Het mechanisme is bekend: tijdelijke ingrepen om een crisis te bestrijden, worden wel vaker permanent, ook als de crisis voorbij is. Maar het blijft oppassen om oorzaak en gevolg niet met elkaar te verwarren. Want het is niet altijd nalatigheid waardoor politici verzuimen om noodmaatregelen weer in te trekken. Even vaak blijkt de crisis – enkele jaren geleden de terreur, vandaag corona – slechts het voorwendsel om ze in te voeren en ze publiek ‘verkocht’ te krijgen. Zo vergaat het ook de vinger­afdruk die nu op elke nieuwe identiteitskaart verplicht is, al vond onder meer de toenmalige Privacycommissie die beslissing van de vorige regering buitenproportioneel. Als nu blijkt dat die ingreep weinig efficiënt is – er worden per jaar amper een tiental gevallen van identiteitsfraude mee opgespoord – waartoe dient hij dan wel?

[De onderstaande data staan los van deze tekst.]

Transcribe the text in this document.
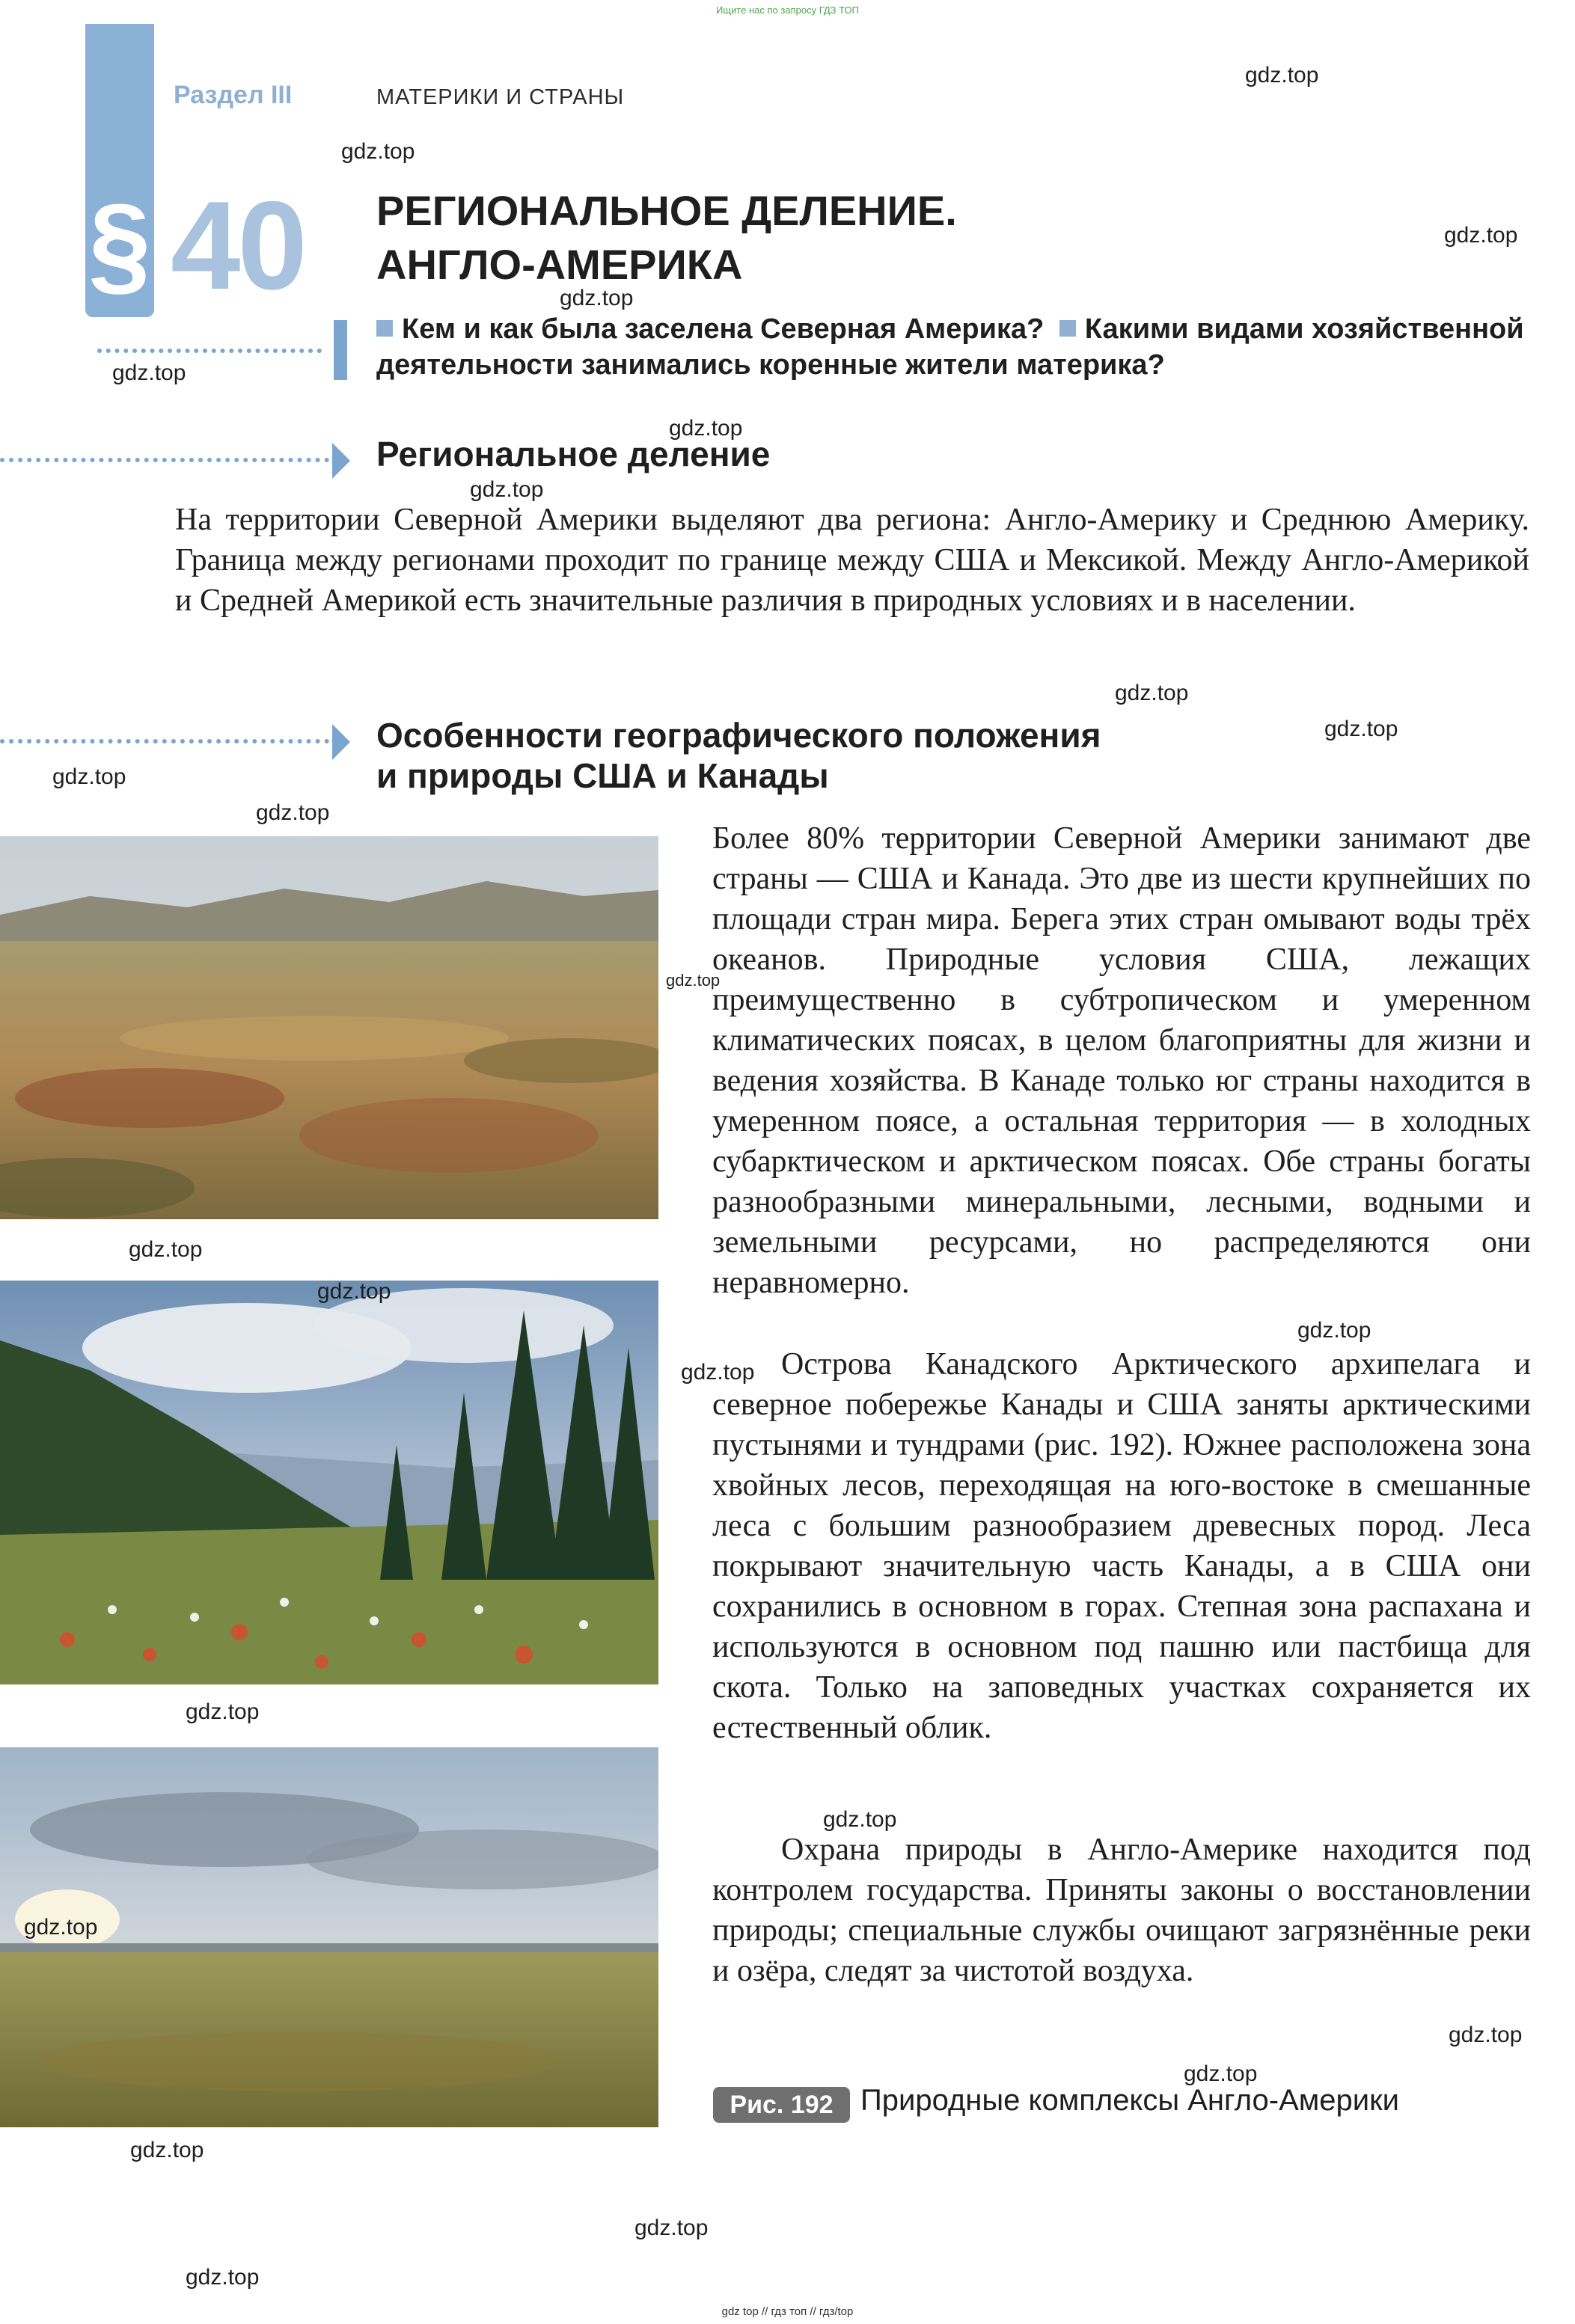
Ищите нас по запросу ГДЗ ТОП
§ 40
Раздел III	МАТЕРИКИ И СТРАНЫ
РЕГИОНАЛЬНОЕ ДЕЛЕНИЕ.
АНГЛО-АМЕРИКА
Кем и как была заселена Северная Америка? Какими видами хозяйственной деятельности занимались коренные жители материка?
Региональное деление
На территории Северной Америки выделяют два региона: Англо-Америку и Среднюю Америку. Граница между регионами проходит по границе между США и Мексикой. Между Англо-Америкой и Средней Америкой есть значительные различия в природных условиях и в населении.
Особенности географического положения
и природы США и Канады
Более 80% территории Северной Америки занимают две страны — США и Канада. Это две из шести крупнейших по площади стран мира. Берега этих стран омывают воды трёх океанов. Природные условия США, лежащих преимущественно в субтропическом и умеренном климатических поясах, в целом благоприятны для жизни и ведения хозяйства. В Канаде только юг страны находится в умеренном поясе, а остальная территория — в холодных субарктическом и арктическом поясах. Обе страны богаты разнообразными минеральными, лесными, водными и земельными ресурсами, но распределяются они неравномерно.
Острова Канадского Арктического архипелага и северное побережье Канады и США заняты арктическими пустынями и тундрами (рис. 192). Южнее расположена зона хвойных лесов, переходящая на юго-востоке в смешанные леса с большим разнообразием древесных пород. Леса покрывают значительную часть Канады, а в США они сохранились в основном в горах. Степная зона распахана и используются в основном под пашню или пастбища для скота. Только на заповедных участках сохраняется их естественный облик.
Охрана природы в Англо-Америке находится под контролем государства. Приняты законы о восстановлении природы; специальные службы очищают загрязнённые реки и озёра, следят за чистотой воздуха.
Рис. 192 Природные комплексы Англо-Америки
gdz.top
gdz.top
gdz.top
gdz.top
gdz.top
gdz.top
gdz.top
gdz.top
gdz.top
gdz.top
gdz.top
gdz.top
gdz.top
gdz.top
gdz.top
gdz.top
gdz.top
gdz.top
gdz.top
gdz.top
gdz.top
gdz.top
gdz.top
gdz.top
gdz top // гдз топ // гдз/top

Oorzaak en gevolg liggen dus elders: zodra de technologie bestaat, is het voorwendsel snel gevonden. Is het niet een crisis, dan dient verkrachting als argu­ment, zoals in een CD&V-wets­voorstel dat verplichte DNA-afnames mogelijk wil maken, ook ‘bij mogelijke verdachten zonder aanwijzingen van rechtstreekse betrokkenheid’.

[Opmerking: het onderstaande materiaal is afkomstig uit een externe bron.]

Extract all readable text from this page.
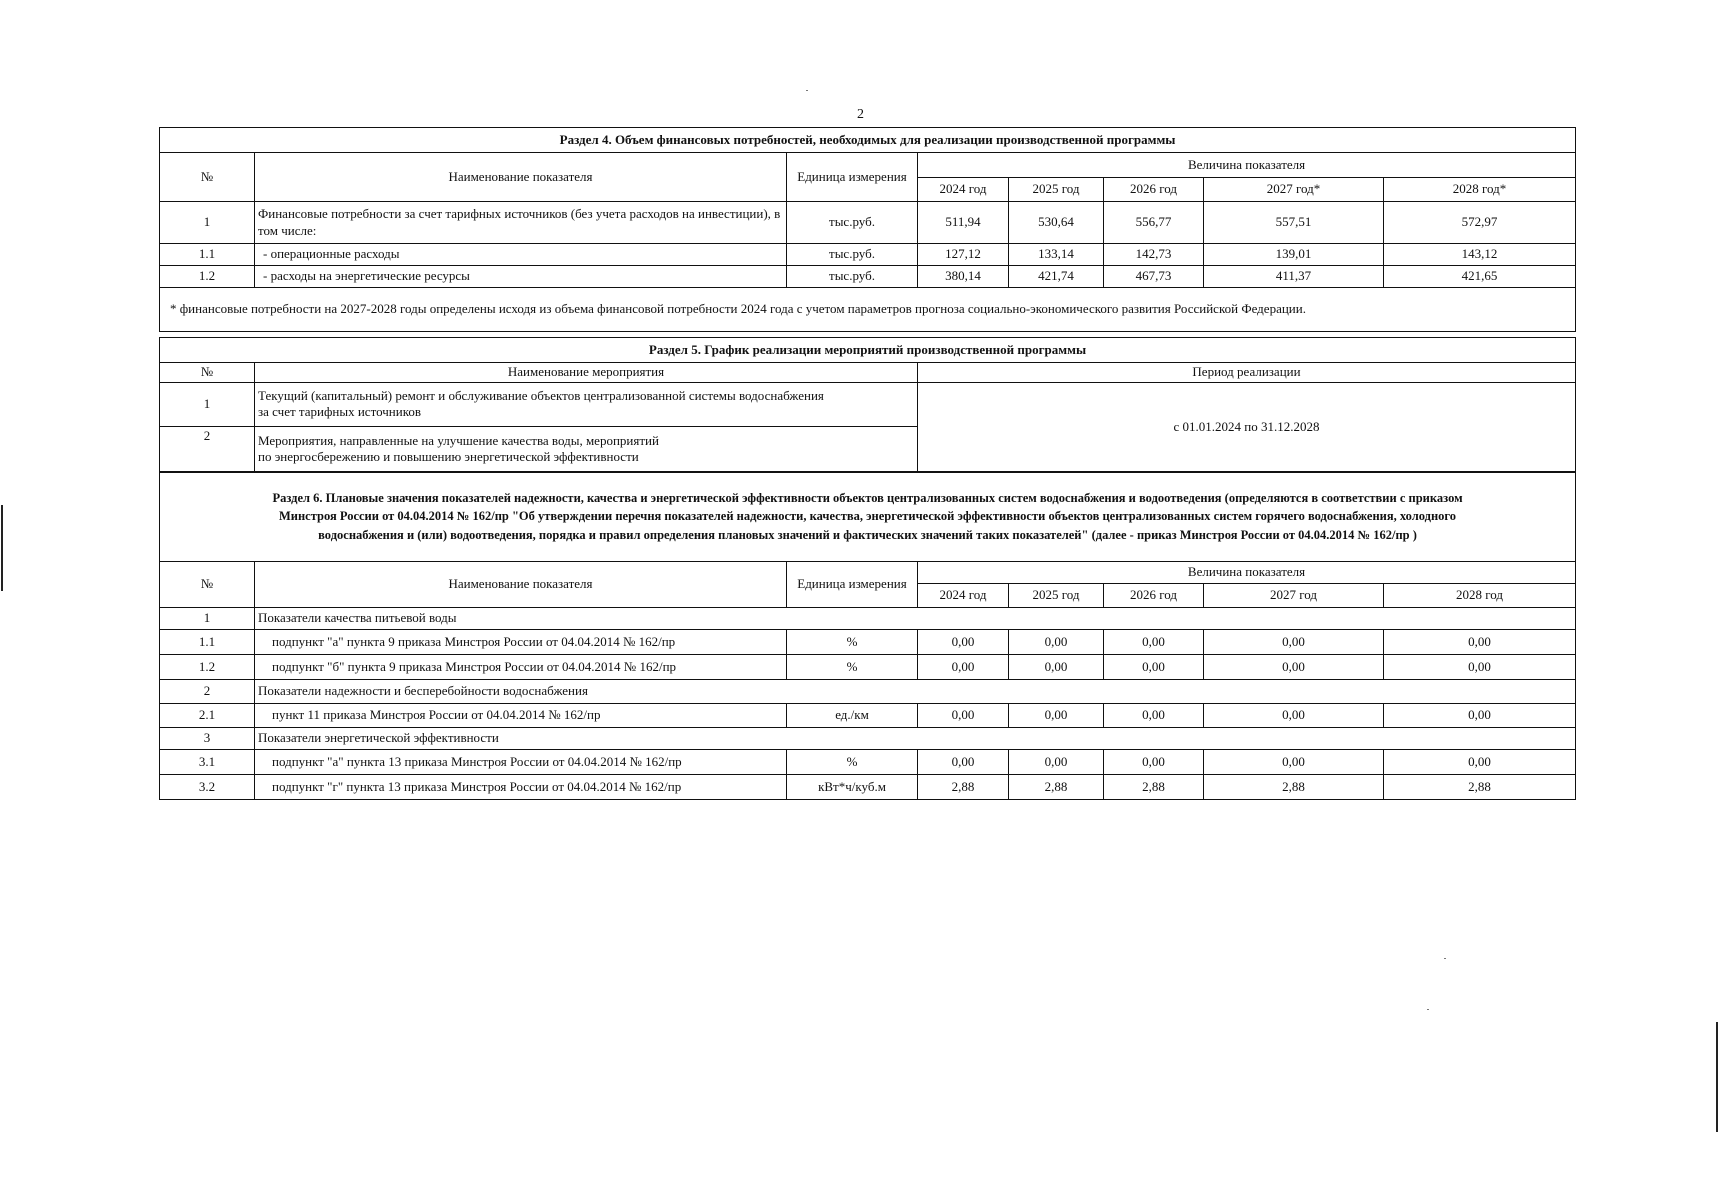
2
Раздел 4. Объем финансовых потребностей, необходимых для реализации производственной программы							
№	Наименование показателя	Единица измерения	Величина показателя				
			2024 год	2025 год	2026 год	2027 год*	2028 год*
1	Финансовые потребности за счет тарифных источников (без учета расходов на инвестиции), в том числе:	тыс.руб.	511,94	530,64	556,77	557,51	572,97
1.1	- операционные расходы	тыс.руб.	127,12	133,14	142,73	139,01	143,12
1.2	- расходы на энергетические ресурсы	тыс.руб.	380,14	421,74	467,73	411,37	421,65
* финансовые потребности на 2027-2028 годы определены исходя из объема финансовой потребности 2024 года с учетом параметров прогноза социально-экономического развития Российской Федерации.							
Раздел 5. График реализации мероприятий производственной программы		
№	Наименование мероприятия	Период реализации
1	Текущий (капитальный) ремонт и обслуживание объектов централизованной системы водоснабжения
за счет тарифных источников	с 01.01.2024 по 31.12.2028
2	Мероприятия, направленные на улучшение качества воды, мероприятий
по энергосбережению и повышению энергетической эффективности	
Раздел 6. Плановые значения показателей надежности, качества и энергетической эффективности объектов централизованных систем водоснабжения и водоотведения (определяются в соответствии с приказом
Минстроя России от 04.04.2014 № 162/пр "Об утверждении перечня показателей надежности, качества, энергетической эффективности объектов централизованных систем горячего водоснабжения, холодного
водоснабжения и (или) водоотведения, порядка и правил определения плановых значений и фактических значений таких показателей" (далее - приказ Минстроя России от 04.04.2014 № 162/пр )							

№	Наименование показателя	Единица измерения	Величина показателя				
			2024 год	2025 год	2026 год	2027 год	2028 год
1	Показатели качества питьевой воды						
1.1	подпункт "а" пункта 9 приказа Минстроя России от 04.04.2014 № 162/пр	%	0,00	0,00	0,00	0,00	0,00
1.2	подпункт "б" пункта 9 приказа Минстроя России от 04.04.2014 № 162/пр	%	0,00	0,00	0,00	0,00	0,00
2	Показатели надежности и бесперебойности водоснабжения						
2.1	пункт 11 приказа Минстроя России от 04.04.2014 № 162/пр	ед./км	0,00	0,00	0,00	0,00	0,00
3	Показатели энергетической эффективности						
3.1	подпункт "а" пункта 13 приказа Минстроя России от 04.04.2014 № 162/пр	%	0,00	0,00	0,00	0,00	0,00
3.2	подпункт "г" пункта 13 приказа Минстроя России от 04.04.2014 № 162/пр	кВт*ч/куб.м	2,88	2,88	2,88	2,88	2,88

Die formulering illustreert de bredere denktrant achter de invoering van nieuwe technologie om de bevolking te controleren en er informatie over te verzamelen: je hoeft niet schuldig te zijn om verdacht te zijn. Vingerafdrukken, cameracontrole, energieverbruik, reisinformatie, het sleepnet dat internet­data verzamelt, eventuele opslag van biometrische gegevens, dat alles draait het rechtsstatelijke fundamentele vermoeden van onschuld om: iedereen is verdacht tot bewijs van het tegendeel. Daaruit spreekt een groot wantrouwen van de politiek tegen de bevolking. Politieke luiheid en een verkeerd begrepen efficiëntiezucht leiden zo tot een voor privacy en burgerrechten gevaarlijke hypocrisie. En ze is erg contraproductief als diezelfde overheid van iedereen wel burgerzin en verantwoordelijkheids­besef verwacht zodra het echt crisis­ is. Zoals nu, in een pandemie.